悪玉菌は常に悪者扱いをされてしまい、そのとばっちりをうけて、善玉菌も一緒に殺菌されてしまい、無菌状態になっています。無菌状態となった環境では、抵抗力も免疫力もつきません。これではアトピー性皮膚炎や喘息、花粉症などを起こすアレルゲンに簡単に負けてしまう体質になってしまいます。

 

【悪玉菌も必要】

悪玉菌は、確かに皮膚や腸内で増えると悪さをしてくる病原性が高い菌です。しかし悪者扱いばかりしてはいけません。実は大切な役割があるのです。それは免疫力をつける事です。人間の細胞は昔から変わっていません。私たちの身体は、自然と悪玉菌に対する免疫力をつける方法を知っているのです。

 

 

【赤ちゃんの時は様々な菌に触れる事が大切!】

最近の研究によると、人の腸内細菌の種類は、生まれて一年で決まってしまうことが判りました。

その1年間で、どの程度「菌」との付き合いがあったかで腸内細菌の種類が決まります。

 

 

赤ちゃんは、何でも口に運んで舐めたがります。それは少しでもたくさんの菌を身体に入れて腸内細菌を作り、免疫力をつけるためです。ところがアトピーの赤ちゃんの便を調べたところ、半数はまったく大腸菌がいない状態だったようです。

悪玉菌がまったくいないのでは、バランスが崩れてしまいます。あえて悪玉菌を取り入れることにより、身体は抵抗力がつき免疫力がアップするのです。

 

赤ちゃんが舐めているものを「汚い!」といって、取り上げてばかりいると、免疫力がつかなくなってしまうことに……。ほ乳瓶などを消毒してあげることも、免疫力をつける妨げになってしまいます。

 

【離乳食以降の食生活】

 

善玉菌と悪玉菌のバランスは離乳食以降の食生活によって決まっていきます。

そのための理想的な食事の基本は「和食」。善玉菌の好物は、食物繊維を豊富に含む野菜、豆類、そして味噌や納豆など発酵食品など。和食なら、味噌汁や鍋、煮物、和え物などレパートリーも豊富です。もちろん洋食メニューにも塩糀や醤油糀などの発酵調味料を使えば、麹菌などの善玉菌をおぎなうことができます。赤ちゃんの未来の健康のために、発酵食品や食物繊維をふんだんに使った食事を取り入れていきましょう。

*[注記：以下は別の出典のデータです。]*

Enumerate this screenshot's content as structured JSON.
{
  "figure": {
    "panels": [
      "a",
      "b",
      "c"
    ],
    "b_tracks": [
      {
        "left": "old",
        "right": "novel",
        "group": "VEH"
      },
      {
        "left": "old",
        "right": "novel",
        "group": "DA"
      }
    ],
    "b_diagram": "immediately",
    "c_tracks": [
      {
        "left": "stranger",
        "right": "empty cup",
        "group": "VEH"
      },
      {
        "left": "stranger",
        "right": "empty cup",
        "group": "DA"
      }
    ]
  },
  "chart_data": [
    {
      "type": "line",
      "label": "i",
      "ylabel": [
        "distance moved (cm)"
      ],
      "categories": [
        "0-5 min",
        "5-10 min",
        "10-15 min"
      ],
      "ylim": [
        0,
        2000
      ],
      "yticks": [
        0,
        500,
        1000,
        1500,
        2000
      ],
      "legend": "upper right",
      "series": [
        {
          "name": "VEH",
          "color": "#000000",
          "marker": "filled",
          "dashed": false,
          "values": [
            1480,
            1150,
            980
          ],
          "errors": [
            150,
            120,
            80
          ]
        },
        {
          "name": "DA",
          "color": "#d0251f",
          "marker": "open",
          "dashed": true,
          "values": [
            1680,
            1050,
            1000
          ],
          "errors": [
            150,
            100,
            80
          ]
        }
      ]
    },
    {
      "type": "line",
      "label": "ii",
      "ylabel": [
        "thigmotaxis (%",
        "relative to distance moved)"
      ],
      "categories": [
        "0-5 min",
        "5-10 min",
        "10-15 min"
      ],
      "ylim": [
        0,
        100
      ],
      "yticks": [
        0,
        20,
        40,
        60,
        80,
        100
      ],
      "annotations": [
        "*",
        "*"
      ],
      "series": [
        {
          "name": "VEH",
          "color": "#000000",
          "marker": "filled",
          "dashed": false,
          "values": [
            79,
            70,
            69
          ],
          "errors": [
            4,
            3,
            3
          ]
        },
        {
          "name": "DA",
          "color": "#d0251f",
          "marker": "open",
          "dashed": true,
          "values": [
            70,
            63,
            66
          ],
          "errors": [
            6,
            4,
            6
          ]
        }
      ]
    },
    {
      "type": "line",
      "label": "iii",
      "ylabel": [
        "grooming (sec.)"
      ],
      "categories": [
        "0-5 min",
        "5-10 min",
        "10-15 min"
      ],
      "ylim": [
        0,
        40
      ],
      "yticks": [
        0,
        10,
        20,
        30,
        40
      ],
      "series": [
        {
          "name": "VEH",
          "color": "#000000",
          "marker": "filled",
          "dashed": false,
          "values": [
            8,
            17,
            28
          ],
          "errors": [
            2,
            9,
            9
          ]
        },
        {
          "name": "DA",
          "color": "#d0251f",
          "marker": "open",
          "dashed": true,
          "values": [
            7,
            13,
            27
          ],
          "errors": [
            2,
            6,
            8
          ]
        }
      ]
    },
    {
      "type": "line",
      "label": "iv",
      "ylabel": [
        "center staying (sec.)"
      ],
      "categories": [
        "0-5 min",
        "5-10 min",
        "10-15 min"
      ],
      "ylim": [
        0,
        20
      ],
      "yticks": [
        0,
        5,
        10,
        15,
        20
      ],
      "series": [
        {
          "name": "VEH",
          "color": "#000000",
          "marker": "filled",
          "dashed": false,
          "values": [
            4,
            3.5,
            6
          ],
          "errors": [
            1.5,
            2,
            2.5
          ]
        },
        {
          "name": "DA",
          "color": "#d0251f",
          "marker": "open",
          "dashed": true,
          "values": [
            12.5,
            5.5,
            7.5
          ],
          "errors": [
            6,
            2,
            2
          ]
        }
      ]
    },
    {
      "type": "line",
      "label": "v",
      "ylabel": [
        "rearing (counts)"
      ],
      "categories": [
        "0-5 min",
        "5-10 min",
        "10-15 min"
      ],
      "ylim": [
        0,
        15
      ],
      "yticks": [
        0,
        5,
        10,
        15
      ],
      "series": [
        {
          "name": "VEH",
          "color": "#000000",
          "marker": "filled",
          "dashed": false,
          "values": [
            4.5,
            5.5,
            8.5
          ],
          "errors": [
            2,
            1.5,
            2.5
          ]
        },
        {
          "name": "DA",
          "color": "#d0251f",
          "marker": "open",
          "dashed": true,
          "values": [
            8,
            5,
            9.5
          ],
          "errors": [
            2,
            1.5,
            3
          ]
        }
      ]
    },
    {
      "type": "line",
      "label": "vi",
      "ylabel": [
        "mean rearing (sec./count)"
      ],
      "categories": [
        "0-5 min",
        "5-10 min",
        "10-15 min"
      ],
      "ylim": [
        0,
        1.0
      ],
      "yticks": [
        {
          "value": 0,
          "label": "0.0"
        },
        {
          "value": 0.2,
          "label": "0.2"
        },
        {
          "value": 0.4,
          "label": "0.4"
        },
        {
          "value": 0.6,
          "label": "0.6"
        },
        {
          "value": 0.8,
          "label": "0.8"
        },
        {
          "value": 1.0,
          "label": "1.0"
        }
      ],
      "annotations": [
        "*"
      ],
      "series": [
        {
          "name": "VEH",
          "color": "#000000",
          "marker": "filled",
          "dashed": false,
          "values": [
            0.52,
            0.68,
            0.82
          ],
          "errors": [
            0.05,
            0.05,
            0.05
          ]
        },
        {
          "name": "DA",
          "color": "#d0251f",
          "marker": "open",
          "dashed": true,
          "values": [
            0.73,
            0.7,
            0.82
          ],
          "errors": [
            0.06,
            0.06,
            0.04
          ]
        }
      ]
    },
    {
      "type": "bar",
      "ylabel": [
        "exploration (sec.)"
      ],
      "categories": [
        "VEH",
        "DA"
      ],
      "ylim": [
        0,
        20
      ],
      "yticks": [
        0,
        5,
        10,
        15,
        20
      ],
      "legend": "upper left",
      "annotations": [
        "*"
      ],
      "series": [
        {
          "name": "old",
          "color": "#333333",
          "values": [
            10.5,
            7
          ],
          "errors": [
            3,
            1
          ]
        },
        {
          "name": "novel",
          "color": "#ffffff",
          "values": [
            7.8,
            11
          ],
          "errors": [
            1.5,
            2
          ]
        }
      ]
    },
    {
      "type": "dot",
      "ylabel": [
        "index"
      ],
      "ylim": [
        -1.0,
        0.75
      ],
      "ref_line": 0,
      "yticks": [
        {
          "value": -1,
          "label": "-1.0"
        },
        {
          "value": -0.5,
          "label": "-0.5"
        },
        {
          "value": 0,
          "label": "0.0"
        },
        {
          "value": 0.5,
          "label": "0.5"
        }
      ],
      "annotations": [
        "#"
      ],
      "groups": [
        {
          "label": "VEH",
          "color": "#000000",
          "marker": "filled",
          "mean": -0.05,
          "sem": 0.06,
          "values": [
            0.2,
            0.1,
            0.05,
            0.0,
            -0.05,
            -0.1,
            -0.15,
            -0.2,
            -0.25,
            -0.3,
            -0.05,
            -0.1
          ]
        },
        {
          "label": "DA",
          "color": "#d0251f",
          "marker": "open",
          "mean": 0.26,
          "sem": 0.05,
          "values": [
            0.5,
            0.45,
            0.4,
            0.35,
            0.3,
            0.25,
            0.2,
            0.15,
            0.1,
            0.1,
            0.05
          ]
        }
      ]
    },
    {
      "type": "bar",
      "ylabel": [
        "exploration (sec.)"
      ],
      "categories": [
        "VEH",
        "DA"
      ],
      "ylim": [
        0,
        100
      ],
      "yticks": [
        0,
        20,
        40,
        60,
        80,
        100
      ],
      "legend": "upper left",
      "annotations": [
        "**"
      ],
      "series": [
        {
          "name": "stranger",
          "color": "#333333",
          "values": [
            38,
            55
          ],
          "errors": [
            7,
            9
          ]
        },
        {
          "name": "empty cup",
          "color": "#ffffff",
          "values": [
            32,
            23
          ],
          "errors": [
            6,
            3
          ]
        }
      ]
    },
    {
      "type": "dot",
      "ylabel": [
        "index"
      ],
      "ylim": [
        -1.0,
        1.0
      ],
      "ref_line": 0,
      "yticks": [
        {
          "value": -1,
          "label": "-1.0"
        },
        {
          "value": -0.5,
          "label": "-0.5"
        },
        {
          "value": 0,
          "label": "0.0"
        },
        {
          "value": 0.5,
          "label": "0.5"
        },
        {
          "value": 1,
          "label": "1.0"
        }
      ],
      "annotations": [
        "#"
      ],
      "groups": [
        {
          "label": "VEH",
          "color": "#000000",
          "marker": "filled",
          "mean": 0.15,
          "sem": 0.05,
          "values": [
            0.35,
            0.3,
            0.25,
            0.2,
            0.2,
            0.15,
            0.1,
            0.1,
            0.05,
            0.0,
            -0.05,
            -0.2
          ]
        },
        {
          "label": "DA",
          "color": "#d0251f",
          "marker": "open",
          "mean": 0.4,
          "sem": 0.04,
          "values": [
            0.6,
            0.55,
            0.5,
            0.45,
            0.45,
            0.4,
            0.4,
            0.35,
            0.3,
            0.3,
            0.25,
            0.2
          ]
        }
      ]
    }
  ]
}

まずはお母さん自身の食事を和食中心に心がけ、赤ちゃんには離乳期後半から納豆や味噌、甘酒などの発酵食品をスタートするのがおすすめですよ。

 

 

最近は、清潔志向が高まっていますが、あまりに極端に無菌、除菌とは考えずに、適度に菌がいる腸内環境を意識した方が良いかもしれません。